Под кустом у дороги Семка услыхал шепот:
— Миленочек ты мой, родименький ты мой…
Чмок да чмок.
«Это ничего», — думает Семка и хромает дальше, вздыхая и поторапливаясь.
А в деревне содом.
Обабок, связанный, давно взаперти сидит. Он Тимохе-звонарю глаз подшиб да в чьей-то избе рамы оглоблей высадил:
«Вот как у нас. С праздничком!»
В дальнем конце свалка начинается.
— Вас надо, окаянных, глушить! — грозно враз кричат Мишка Ухорез и Сенька Козырь, надвигаясь на Федота.
— Кого?
— Тебе, мироеду, только под ноготь попади, — раздавишь!
— Ну, и проваливай!
— Даешь или не даешь?!
— Нету, вся…
— Говори — дашь, нет?! — взмахнул колом Козырь.

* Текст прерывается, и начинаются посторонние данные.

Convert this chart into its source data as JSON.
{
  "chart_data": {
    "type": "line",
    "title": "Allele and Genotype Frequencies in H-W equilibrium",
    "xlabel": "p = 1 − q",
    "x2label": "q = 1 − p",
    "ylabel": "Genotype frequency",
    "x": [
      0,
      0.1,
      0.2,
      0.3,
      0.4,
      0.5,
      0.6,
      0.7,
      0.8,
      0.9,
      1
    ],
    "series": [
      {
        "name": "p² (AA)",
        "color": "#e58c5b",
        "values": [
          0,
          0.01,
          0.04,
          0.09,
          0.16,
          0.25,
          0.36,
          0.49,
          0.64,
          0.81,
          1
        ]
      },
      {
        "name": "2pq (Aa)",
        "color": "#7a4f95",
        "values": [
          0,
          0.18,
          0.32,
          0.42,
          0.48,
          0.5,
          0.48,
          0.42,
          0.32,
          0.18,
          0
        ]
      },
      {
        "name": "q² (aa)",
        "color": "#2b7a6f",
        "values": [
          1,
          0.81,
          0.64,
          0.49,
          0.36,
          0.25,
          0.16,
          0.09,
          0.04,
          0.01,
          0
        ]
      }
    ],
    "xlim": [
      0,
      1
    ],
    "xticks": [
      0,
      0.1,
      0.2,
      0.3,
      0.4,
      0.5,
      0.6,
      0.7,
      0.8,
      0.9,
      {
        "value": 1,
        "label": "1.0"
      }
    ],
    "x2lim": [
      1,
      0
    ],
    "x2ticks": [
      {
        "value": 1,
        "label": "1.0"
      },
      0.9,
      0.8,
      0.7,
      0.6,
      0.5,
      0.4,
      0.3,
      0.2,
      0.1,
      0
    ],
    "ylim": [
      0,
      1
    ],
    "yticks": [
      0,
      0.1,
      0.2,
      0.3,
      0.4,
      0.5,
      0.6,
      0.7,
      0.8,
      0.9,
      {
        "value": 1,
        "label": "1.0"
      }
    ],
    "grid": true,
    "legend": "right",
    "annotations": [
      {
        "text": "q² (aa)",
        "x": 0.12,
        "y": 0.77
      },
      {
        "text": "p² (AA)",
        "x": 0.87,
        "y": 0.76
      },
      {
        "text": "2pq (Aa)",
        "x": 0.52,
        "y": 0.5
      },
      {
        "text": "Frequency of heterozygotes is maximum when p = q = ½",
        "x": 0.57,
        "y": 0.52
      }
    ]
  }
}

Федот ахнул, отскочил и со всех ног бросился в проулок.
Придурковатый Тимоха сидел пьяный на завалинке и прикладывал к подбитому глазу старинный сибирский пятак с соболями. Пришло ему желание часы отбить, встал, девять прозвонил, опять сел и затянул песню.
— Врешь! — говорит кто-то через дорогу. — Разве девять? Скоро петухи запоют!
Тимоха поднялся и еще добавил два удара.
— Два… шестой, — шамкает столетний, лежа на печи. — Я бы еще пососал… Эй, да-кось… Винца-то… — бормочет он.